Improved SEL under works

Hannah Kerns, Editor-In-Cheif

When a binder full of personal stories about past cases of sexual abuse, suicidal thoughts and bullying hit Interim Principal Brandi Hosack’s desk this year, she said she almost had a breakdown.

Akins students contributed their own “ghost stories,” which were shared at a Peer Assistance Leadership Service statewide conference in an effort to help students overcome some of the troubling things they have already experienced at a young age.

“Our students bring a lot to the table and we must address this stuff in order to help develop them into successful adults,” Interim Principal Brandi Hosack said. “It is our job as educators to make sure that we educate the whole child.”

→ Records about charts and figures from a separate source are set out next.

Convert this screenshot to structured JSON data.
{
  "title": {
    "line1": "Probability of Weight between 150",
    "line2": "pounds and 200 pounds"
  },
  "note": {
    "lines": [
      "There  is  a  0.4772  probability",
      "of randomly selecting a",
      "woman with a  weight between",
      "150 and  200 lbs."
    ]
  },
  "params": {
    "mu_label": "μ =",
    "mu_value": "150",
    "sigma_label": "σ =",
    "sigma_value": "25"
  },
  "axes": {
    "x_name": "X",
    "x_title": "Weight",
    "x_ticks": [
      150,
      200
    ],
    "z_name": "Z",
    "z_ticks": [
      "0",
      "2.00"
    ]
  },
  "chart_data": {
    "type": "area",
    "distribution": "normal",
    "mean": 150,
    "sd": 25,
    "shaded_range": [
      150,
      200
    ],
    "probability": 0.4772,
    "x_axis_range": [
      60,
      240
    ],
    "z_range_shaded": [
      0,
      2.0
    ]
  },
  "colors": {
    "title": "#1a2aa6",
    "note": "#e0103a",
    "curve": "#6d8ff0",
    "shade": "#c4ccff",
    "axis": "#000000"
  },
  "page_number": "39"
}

During a professional development day in February, Hosack challenged Akins staff to come together to improve its structure and curriculum for providing Social and Emotional Learning (SEL) to students.

“Akins needs a program that teaches students that they are worth something, that their life has a purpose,” said Jaimie Phillips, who is president of the PALS group at Akins.

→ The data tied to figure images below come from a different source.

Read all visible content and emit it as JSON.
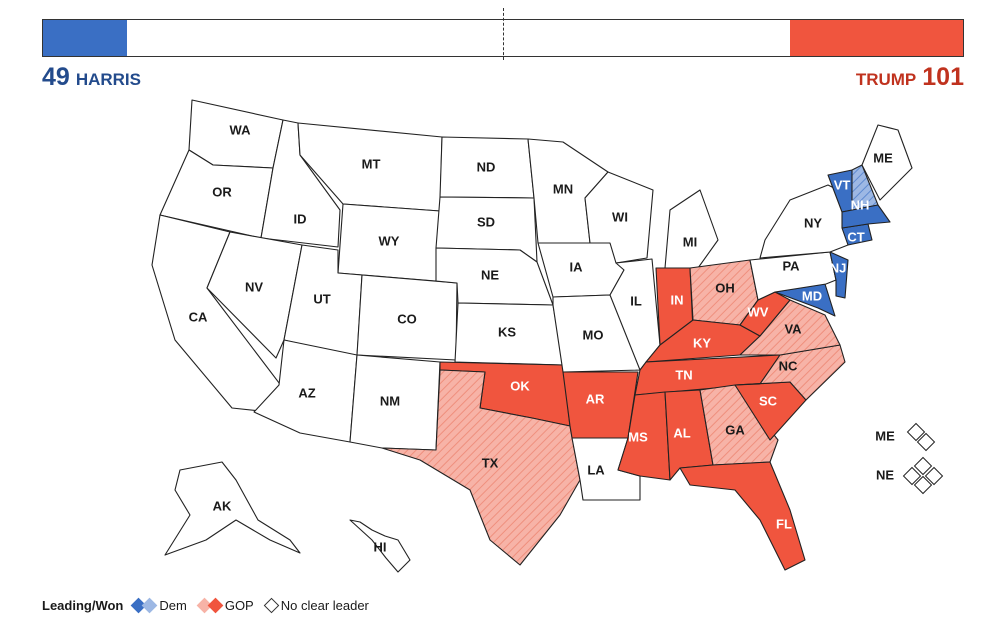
{
  "header": {
    "dem_votes": "49",
    "dem_name": "HARRIS",
    "gop_votes": "101",
    "gop_name": "TRUMP",
    "dem_fraction": 0.091,
    "gop_fraction": 0.188
  },
  "colors": {
    "dem": "#3a6fc4",
    "dem_lean": "#9db8e4",
    "gop": "#f0553e",
    "gop_lean": "#f7b3a7",
    "none": "#ffffff"
  },
  "states": {
    "WA": "WA",
    "OR": "OR",
    "CA": "CA",
    "ID": "ID",
    "NV": "NV",
    "MT": "MT",
    "WY": "WY",
    "UT": "UT",
    "AZ": "AZ",
    "CO": "CO",
    "NM": "NM",
    "ND": "ND",
    "SD": "SD",
    "NE": "NE",
    "KS": "KS",
    "OK": "OK",
    "TX": "TX",
    "MN": "MN",
    "IA": "IA",
    "MO": "MO",
    "AR": "AR",
    "LA": "LA",
    "WI": "WI",
    "IL": "IL",
    "MI": "MI",
    "IN": "IN",
    "OH": "OH",
    "KY": "KY",
    "TN": "TN",
    "MS": "MS",
    "AL": "AL",
    "GA": "GA",
    "FL": "FL",
    "SC": "SC",
    "NC": "NC",
    "VA": "VA",
    "WV": "WV",
    "MD": "MD",
    "PA": "PA",
    "NY": "NY",
    "NJ": "NJ",
    "CT": "CT",
    "VT": "VT",
    "NH": "NH",
    "ME": "ME",
    "AK": "AK",
    "HI": "HI"
  },
  "districts": {
    "me": "ME",
    "ne": "NE"
  },
  "legend": {
    "title": "Leading/Won",
    "dem": "Dem",
    "gop": "GOP",
    "none": "No clear leader"
  }
}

The campus is supposed to provide SEL training to students during advisory classes.

“I feel like a lot of teachers just think its fluff so they don’t really do the lessons during advisory,” AVID teacher Christina Garcia-Mata.

Hosack is proposing that the campus establish a required course for all freshman to take to help provide them with SEL skills.

“SEL teaches students skills beyond the classroom that they will need in life in order to be successful,” Saxe said. “Every day students bring their problems to school and for some of those students it creates a barrier to learning.”

A jump in enrollment in the PALS classes from 15 to 70 students was another example of evidence to Hosack that there is a high demand for SEL training at Akins.

“This big jump in numbers just helps show the need for classes like PALS,” Hosack said.